Mas o personagen também não encontra força, talvez pela sua superficialidade, típica de seu estilo de personagem, afinal, ele é só um tipo. Ou talvez pela sucessão de astros do elenco, em relação aos quais a linha dramática vê-se obrigada a multiplicar-se para dar atenção (o personagem de Marion Cotillard some de maneira inexplicável por quase a metade do filme). Centrar o enredo no jornalista mau-caráter (como em Montanha dos Sete Abutres, do imortal Billy Wilder), possivelmente geraria um filme muito mais interessante e permitiria a abordagem em relação ao personagem sair do superficial, potencializando o efeito crítico da história. Permitiria a trama, da mesma forma, sair do moralismo generalizado em relação às ações humanas. Basta dizer que o único outro personagem que comete algum ato anti-ético entre os “protagonistas” morre de maneira terrível logo no início do filme (“quem manda trair o marido e ainda com a descaração de ser só por prazer, toma!” kkkk).
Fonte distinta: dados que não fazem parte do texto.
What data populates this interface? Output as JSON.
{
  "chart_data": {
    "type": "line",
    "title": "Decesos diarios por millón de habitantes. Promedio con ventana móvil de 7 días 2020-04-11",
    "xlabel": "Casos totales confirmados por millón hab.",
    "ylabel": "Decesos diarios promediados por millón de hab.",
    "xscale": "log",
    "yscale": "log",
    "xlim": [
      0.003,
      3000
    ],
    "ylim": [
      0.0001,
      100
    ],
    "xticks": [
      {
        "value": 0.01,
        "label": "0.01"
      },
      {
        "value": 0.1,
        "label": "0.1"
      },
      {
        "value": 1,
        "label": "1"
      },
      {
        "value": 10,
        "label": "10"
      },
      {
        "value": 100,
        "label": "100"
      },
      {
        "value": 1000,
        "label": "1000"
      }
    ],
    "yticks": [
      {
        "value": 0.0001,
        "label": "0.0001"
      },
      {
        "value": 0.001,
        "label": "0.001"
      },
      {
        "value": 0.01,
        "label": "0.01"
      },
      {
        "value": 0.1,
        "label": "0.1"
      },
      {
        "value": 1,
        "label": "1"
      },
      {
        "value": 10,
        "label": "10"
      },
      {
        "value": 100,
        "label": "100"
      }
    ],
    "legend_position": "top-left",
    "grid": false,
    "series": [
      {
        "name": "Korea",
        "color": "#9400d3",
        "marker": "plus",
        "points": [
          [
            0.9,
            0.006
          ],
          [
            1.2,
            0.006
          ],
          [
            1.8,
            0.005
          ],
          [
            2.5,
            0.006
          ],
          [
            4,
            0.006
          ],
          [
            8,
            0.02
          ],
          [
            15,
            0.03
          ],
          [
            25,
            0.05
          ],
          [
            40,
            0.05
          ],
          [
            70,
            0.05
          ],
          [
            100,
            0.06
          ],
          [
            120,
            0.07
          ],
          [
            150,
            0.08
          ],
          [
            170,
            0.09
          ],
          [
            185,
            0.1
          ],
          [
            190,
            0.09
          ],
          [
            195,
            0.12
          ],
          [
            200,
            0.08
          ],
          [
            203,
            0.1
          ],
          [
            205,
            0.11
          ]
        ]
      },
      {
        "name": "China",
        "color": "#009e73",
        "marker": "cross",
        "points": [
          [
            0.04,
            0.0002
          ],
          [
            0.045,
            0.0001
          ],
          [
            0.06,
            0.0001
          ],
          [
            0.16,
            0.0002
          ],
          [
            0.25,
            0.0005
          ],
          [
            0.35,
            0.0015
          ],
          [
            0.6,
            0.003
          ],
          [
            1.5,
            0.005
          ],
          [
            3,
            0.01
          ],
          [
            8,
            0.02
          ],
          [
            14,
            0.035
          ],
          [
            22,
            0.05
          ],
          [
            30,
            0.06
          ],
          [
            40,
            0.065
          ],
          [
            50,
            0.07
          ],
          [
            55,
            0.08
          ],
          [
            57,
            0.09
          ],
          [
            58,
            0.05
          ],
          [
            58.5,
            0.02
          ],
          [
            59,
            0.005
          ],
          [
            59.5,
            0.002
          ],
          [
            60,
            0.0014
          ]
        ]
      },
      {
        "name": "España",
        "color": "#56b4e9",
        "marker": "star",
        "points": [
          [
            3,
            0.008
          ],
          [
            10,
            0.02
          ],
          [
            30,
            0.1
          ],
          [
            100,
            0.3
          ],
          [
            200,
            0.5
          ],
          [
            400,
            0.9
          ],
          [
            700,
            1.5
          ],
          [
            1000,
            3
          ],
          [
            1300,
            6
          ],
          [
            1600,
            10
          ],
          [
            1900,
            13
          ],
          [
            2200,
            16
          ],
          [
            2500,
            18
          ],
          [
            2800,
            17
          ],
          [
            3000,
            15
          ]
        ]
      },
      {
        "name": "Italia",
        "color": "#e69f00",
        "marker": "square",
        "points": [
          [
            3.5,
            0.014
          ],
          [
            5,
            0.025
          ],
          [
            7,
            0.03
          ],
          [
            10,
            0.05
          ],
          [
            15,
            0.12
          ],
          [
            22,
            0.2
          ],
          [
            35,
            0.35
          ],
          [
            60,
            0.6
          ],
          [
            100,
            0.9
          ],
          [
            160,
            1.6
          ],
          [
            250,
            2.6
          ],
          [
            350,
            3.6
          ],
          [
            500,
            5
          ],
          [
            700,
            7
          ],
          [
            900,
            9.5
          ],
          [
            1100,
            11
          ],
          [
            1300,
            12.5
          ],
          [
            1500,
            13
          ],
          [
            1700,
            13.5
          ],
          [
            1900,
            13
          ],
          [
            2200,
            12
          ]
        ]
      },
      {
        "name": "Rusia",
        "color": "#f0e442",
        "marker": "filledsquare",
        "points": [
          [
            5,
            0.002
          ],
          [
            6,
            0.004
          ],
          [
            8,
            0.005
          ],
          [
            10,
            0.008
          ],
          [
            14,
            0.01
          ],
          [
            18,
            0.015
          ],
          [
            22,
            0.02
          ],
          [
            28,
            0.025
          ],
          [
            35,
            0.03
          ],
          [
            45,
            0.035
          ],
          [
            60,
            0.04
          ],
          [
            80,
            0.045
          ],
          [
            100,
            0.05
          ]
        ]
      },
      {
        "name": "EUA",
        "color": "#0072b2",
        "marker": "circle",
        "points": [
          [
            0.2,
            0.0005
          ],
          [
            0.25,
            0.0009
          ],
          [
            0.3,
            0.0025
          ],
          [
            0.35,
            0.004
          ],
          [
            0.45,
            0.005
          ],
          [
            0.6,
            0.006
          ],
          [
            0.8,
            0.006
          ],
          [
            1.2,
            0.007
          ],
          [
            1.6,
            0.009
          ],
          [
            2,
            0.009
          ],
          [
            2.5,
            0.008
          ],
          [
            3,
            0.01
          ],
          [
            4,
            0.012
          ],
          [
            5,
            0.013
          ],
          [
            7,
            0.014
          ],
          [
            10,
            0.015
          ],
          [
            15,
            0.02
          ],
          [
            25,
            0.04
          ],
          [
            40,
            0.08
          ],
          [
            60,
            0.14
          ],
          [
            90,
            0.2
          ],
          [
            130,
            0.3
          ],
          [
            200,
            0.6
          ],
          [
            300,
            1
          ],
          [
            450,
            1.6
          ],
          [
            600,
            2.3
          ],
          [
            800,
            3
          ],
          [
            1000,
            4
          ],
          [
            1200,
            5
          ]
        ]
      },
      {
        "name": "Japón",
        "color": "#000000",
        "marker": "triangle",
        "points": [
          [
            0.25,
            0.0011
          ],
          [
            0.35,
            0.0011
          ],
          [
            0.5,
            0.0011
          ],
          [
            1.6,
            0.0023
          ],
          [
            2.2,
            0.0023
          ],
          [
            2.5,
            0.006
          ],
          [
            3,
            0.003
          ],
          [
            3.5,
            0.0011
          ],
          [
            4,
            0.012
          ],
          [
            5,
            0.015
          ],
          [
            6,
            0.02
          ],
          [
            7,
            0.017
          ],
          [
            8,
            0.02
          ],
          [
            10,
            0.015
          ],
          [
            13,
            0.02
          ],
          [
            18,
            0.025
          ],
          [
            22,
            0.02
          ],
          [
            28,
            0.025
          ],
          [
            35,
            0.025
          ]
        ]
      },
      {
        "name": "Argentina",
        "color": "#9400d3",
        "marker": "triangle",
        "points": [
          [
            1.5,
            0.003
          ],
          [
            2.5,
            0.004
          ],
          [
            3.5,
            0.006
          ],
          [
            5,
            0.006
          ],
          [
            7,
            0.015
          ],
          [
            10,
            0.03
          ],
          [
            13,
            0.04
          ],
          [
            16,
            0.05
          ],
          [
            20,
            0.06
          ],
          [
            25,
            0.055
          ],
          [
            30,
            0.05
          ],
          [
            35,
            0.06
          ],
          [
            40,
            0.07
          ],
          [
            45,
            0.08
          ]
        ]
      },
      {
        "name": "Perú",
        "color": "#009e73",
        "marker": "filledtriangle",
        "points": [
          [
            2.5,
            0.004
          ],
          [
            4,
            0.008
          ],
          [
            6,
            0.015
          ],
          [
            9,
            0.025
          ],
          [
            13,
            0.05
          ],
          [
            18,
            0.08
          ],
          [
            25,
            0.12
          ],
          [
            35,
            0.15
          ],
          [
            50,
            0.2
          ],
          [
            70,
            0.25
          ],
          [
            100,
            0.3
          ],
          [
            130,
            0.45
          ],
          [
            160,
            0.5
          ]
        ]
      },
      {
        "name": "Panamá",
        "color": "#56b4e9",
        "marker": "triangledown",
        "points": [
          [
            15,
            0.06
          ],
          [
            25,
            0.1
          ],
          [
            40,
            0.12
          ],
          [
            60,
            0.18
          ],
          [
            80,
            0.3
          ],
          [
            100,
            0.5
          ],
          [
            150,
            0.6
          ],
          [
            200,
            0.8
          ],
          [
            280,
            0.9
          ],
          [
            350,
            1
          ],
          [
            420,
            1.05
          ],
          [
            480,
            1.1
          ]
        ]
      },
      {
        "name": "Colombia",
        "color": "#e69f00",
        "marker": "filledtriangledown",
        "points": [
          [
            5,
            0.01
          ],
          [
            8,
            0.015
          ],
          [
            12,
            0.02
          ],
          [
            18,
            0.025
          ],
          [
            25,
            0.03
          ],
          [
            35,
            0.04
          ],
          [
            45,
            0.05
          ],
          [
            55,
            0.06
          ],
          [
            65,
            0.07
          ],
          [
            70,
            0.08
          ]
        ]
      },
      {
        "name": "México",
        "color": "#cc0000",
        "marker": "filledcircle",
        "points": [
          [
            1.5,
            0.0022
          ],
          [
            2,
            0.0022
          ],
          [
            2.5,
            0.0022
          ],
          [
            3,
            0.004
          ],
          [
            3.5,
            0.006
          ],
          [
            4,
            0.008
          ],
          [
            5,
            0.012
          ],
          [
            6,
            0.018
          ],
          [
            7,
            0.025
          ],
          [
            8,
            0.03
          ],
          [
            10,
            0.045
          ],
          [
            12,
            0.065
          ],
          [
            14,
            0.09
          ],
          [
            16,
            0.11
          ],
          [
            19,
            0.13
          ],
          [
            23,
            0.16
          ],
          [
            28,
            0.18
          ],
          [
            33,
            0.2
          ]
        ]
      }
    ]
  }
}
É desse personagem também a brincadeira visual mais interessante do filme. Quando por meio de uma câmera fotográfica digital os inocentes instantâneos de uma viagem ao Oriente (sempre ele, oh terrível “Oriente”), o espectador descobre, quase que como uma verdade segredada entre a narrativa e a platéia do cinema, a origem do vírus. Um momento inocente de aperto de mãos entre culturas, capturado em uma foto digital, é o início de uma hecatombe. A imagem paralisada se torna o ícone de um mundo à beira do desastre, onde até o positivo gesto de amizade intercultural é um prenúncio do apocalipse. Mas isso já é perto do final, é tarde para salvar o roteiro, a pressa para que o filme termine já ligou seu sinal vermelho longos dez minutos antes. Uma boa idéia, diluída na inexpressividade generalizada.
*** 
Nov 2021
A pandemia de fato veio e o filme parecia antecipar muita coisa. O texto, escrito em 2012, soa bastante atual. Por isso, resolvi republicá-lo. O filme continua, é claro, ruim. Mas foi campeão de assistidas (ou seria melhor, visualizações, em um vocabulário "up to date") durante a pandemia do covid.